Proposition A paves the way for San Francisco to build its own clean power infrastructure and offer an alternative to PG&E.

Proposition A is quite the snoozer, especially in comparison to high-stakes measures like a ruling on a flavored tobacco ban, or a revolutionary right-to-counsel for renters served eviction notices.

But we promise that revenue bonds for clean power projects are actually a big deal in reclaiming our power grid, especially when you consider the power that PG&E has over utility-paying residents. We know, we know, it sounds boring, but stay with us.

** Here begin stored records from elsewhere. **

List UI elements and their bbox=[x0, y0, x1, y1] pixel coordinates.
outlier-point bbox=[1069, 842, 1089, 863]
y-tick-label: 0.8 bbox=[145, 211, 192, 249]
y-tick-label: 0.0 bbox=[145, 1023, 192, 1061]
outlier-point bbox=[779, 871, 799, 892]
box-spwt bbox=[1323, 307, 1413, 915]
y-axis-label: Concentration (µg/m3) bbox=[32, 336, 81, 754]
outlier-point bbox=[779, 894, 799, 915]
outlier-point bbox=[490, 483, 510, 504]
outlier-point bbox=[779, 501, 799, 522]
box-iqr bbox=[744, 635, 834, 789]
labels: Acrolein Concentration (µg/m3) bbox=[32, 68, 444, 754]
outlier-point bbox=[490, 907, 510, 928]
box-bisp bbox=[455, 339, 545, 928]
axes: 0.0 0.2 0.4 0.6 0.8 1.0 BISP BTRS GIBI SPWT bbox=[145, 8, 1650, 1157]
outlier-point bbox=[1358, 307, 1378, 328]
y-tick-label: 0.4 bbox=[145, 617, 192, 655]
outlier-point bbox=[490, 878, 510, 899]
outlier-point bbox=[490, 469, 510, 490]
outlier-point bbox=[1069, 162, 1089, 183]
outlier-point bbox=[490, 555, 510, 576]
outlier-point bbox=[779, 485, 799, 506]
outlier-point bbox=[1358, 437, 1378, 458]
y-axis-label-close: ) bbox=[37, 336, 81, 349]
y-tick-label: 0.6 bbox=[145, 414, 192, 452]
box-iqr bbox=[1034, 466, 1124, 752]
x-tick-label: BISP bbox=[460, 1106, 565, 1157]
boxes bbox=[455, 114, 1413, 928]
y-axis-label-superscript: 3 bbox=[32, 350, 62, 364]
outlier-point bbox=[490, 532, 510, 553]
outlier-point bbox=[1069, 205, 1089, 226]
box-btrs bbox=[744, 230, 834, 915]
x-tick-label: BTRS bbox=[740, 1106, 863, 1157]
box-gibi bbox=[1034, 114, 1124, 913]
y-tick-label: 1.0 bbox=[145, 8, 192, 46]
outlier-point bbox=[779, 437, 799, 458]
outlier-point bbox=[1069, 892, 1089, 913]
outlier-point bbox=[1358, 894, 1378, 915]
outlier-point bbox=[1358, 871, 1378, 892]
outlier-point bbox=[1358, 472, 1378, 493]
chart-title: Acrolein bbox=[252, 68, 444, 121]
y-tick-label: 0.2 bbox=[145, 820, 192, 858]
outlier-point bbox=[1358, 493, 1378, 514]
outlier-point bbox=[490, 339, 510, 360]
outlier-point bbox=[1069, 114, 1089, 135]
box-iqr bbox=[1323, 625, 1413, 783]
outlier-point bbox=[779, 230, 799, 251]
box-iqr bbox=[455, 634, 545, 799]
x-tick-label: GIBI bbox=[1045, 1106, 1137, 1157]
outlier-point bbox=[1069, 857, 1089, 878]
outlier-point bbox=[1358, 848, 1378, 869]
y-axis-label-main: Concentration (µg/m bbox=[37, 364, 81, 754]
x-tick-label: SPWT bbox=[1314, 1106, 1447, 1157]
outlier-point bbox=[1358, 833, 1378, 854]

Supervisor Aaron Peskin led this Prop. to the ballot to give the Public Utilities Commission (PUC), paired with a two-thirds vote by the Board of Supervisors, the ability to issue revenue bonds that would fund clean power facilities. PUC can already do this with water and sewer services, but without this voter-fueled change, running renewable energy services is left largely up to PG&E, which owns the infrastructure that gets power to its customers.

Supporters of Prop. A argue that allowing the PUC to use public bonds to put up money for renewable energy like solar power will bring low-cost, low-emission energy to San Francisco residents otherwise subject to PG&E’s corporate energy monopoly.

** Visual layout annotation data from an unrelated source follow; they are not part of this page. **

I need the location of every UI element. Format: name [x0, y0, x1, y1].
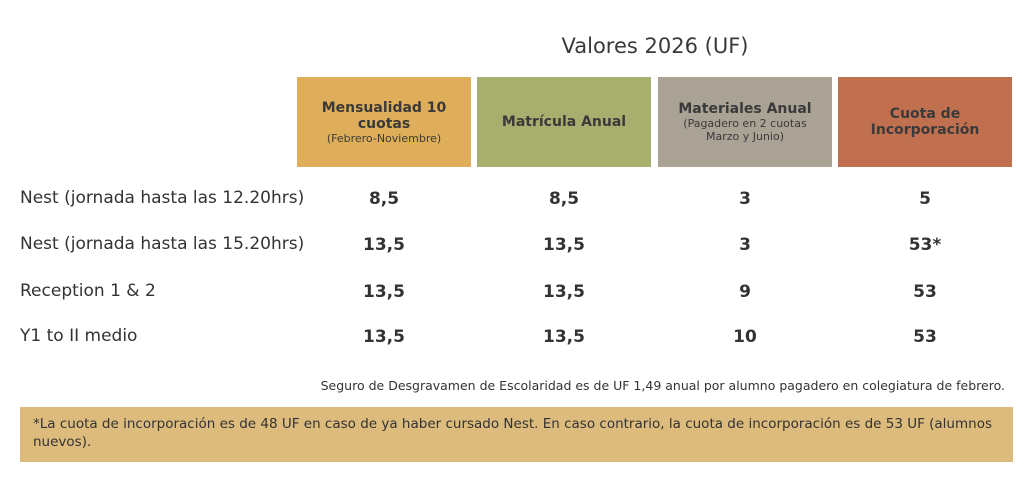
title: Valores 2026 (UF): [561, 34, 749, 58]
column-subtitle: (Pagadero en 2 cuotas Marzo y Junio): [683, 117, 807, 143]
cell-value: 3: [739, 189, 751, 209]
column-header: Mensualidad 10 cuotas (Febrero-Noviembre): [297, 77, 471, 167]
column-title: Mensualidad 10 cuotas: [321, 99, 447, 132]
cell-value: 53: [913, 282, 937, 302]
column-header: Matrícula Anual: [477, 77, 651, 167]
cell-value: 3: [739, 235, 751, 255]
cell-value: 13,5: [543, 282, 585, 302]
column-title: Matrícula Anual: [501, 114, 627, 130]
cell-value: 13,5: [363, 327, 405, 347]
cell-value: 13,5: [363, 282, 405, 302]
column-title: Materiales Anual: [678, 101, 812, 117]
cell-value: 53: [913, 327, 937, 347]
column-title: Cuota de Incorporación: [870, 106, 980, 138]
cell-value: 13,5: [543, 235, 585, 255]
insurance-note: Seguro de Desgravamen de Escolaridad es …: [320, 378, 1005, 393]
cell-value: 13,5: [543, 327, 585, 347]
column-subtitle: (Febrero-Noviembre): [326, 131, 442, 145]
row-label: Nest (jornada hasta las 12.20hrs): [20, 188, 305, 208]
row-label: Y1 to II medio: [20, 326, 138, 346]
cell-value: 9: [739, 282, 751, 302]
column-header: Cuota de Incorporación: [838, 77, 1012, 167]
column-header: Materiales Anual (Pagadero en 2 cuotas Ma…: [658, 77, 832, 167]
footnote: *La cuota de incorporación es de 48 UF e…: [20, 407, 1013, 462]
cell-value: 13,5: [363, 235, 405, 255]
row-label: Nest (jornada hasta las 15.20hrs): [20, 234, 305, 254]
cell-value: 53*: [908, 235, 942, 255]
cell-value: 10: [733, 327, 757, 347]
row-label: Reception 1 & 2: [20, 281, 156, 301]
cell-value: 8,5: [368, 189, 400, 209]
cell-value: 8,5: [548, 189, 580, 209]
cell-value: 5: [919, 189, 931, 209]
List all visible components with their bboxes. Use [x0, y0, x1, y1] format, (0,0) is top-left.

But the Libertarian Party of San Francisco, which issued the official rebuttal in the San Francisco Department of Elections Voter Guide, questions whether a government-owned entity would serve residents better than a corporation, asserting that it will add more debt to the city.
Nevertheless, the measure would not have a direct impact on government spending, according to City Controller Ben Rosenfield.

All 11 supervisors voted to place Prop. A on the ballot so they would likely approve the bonds, but the PUC also needs approval from the mayor to proceed. If the PUC is being called out for water rates as a reason to vote against this, then it’s only fair to mention the thousands of homes destroyed and hundreds of lives upended by PG&E’s 2010 San Bruno pipeline explosion and Cal Fire’s recent ruling that the utility’s poor maintenance of power lines caused three of the North Bay fires last fall.